Também Eva Umlauf, cujo livro de memórias The Number on Your Forearm Is Blue Like Your Eyes será publicado em inglês a 20 de Junho, disse que o aumento da popularidade da AfD na Alemanha, onde 64,9 milhões de pessoas compõem a maior proporção de eleitores de qualquer país, fez com que estas eleições se tornassem mais importantes do que quaisquer outras.
“Se olharmos para o programa da AfD, a forma como são contra as mulheres, estrangeiros, judeus e como participaram numa conferência de remigração para se livrar dos estrangeiros na Alemanha, como os seus apoiantes apregoam os slogans nazis... Existem claros paralelos com o passado.
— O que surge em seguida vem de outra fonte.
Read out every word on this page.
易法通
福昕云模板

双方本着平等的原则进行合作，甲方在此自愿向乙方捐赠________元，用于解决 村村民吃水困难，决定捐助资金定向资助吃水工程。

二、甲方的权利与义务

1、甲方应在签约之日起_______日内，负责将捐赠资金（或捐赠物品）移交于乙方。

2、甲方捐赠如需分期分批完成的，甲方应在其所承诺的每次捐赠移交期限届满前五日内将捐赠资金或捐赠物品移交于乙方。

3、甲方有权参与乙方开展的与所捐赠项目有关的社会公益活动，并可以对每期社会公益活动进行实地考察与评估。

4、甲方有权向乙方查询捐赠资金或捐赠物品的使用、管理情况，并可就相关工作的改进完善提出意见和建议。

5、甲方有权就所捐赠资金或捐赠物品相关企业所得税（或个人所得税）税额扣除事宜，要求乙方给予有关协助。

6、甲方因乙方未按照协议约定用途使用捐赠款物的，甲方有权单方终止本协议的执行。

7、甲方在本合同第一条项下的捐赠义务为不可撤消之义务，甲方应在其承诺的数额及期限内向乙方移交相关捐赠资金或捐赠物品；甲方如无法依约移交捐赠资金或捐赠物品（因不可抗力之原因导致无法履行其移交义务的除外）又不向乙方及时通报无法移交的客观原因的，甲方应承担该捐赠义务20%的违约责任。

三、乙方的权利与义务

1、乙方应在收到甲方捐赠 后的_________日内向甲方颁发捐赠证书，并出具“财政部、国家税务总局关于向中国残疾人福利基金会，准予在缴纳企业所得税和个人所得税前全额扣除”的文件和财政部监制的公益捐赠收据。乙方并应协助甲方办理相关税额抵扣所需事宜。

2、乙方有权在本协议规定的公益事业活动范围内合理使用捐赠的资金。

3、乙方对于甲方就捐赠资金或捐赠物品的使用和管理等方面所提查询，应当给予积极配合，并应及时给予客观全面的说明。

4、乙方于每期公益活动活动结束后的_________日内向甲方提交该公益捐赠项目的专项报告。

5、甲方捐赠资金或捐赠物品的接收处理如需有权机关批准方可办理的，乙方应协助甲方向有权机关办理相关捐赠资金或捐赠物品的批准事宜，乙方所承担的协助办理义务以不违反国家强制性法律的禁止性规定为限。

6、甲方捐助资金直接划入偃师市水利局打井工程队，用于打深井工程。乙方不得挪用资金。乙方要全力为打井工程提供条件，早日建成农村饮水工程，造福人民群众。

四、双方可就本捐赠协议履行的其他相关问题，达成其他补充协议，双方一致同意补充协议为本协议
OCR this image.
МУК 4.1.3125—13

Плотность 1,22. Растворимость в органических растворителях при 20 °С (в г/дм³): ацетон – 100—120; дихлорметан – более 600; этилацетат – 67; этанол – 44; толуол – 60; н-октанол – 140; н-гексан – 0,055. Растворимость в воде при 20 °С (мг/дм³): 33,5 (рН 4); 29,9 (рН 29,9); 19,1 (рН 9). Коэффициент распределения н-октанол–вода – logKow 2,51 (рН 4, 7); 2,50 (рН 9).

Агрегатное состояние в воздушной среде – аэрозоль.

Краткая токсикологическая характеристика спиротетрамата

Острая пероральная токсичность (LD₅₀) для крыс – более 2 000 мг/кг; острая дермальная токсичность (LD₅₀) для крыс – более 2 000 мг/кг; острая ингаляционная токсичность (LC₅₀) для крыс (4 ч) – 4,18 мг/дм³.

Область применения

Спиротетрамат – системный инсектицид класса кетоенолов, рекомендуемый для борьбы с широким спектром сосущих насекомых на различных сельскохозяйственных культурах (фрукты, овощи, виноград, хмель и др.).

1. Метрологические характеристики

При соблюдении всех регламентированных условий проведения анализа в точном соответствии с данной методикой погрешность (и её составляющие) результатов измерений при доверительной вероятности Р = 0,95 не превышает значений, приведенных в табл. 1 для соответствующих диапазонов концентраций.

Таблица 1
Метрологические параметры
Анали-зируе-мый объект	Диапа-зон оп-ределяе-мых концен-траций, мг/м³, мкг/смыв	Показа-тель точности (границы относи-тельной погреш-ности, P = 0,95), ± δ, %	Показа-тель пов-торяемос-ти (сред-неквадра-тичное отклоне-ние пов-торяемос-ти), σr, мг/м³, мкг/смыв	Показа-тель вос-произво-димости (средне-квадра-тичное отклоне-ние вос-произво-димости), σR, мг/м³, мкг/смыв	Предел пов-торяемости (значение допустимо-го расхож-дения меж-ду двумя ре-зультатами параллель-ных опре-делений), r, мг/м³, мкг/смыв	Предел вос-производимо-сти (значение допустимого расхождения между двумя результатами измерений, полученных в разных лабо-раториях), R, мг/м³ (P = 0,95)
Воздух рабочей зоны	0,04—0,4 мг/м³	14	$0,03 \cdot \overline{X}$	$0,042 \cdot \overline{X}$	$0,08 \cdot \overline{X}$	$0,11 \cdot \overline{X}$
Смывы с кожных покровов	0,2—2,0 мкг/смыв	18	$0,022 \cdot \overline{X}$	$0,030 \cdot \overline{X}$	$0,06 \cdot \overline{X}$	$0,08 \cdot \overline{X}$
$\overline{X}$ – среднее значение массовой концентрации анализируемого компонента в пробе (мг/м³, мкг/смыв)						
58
Nas redes sociais, estes partidos são muito activos em canais que tentam atrair os jovens, como Hitler e o seu ministro da Propaganda, Joseph Goebbels, o fizeram de forma eficaz e com muito menos meios", referiu a mulher de 81 anos.
Cerca de 373 milhões de cidadãos dos 27 Estados-membros da União Europeia podem votar de 6 a 9 de Junho na composição do Parlamento Europeu, que apostou numa campanha, com um orçamento de 33 milhões de euros, que também apontou o dedo aos jovens e deixou uma mensagem "de avós para netos". O vídeo, que já foi visto mais de 190 milhões de vezes, inclui testemunhos de idosos europeus que pedem aos mais novos que "usem o seu voto" e não deixem ninguém "decidir por eles".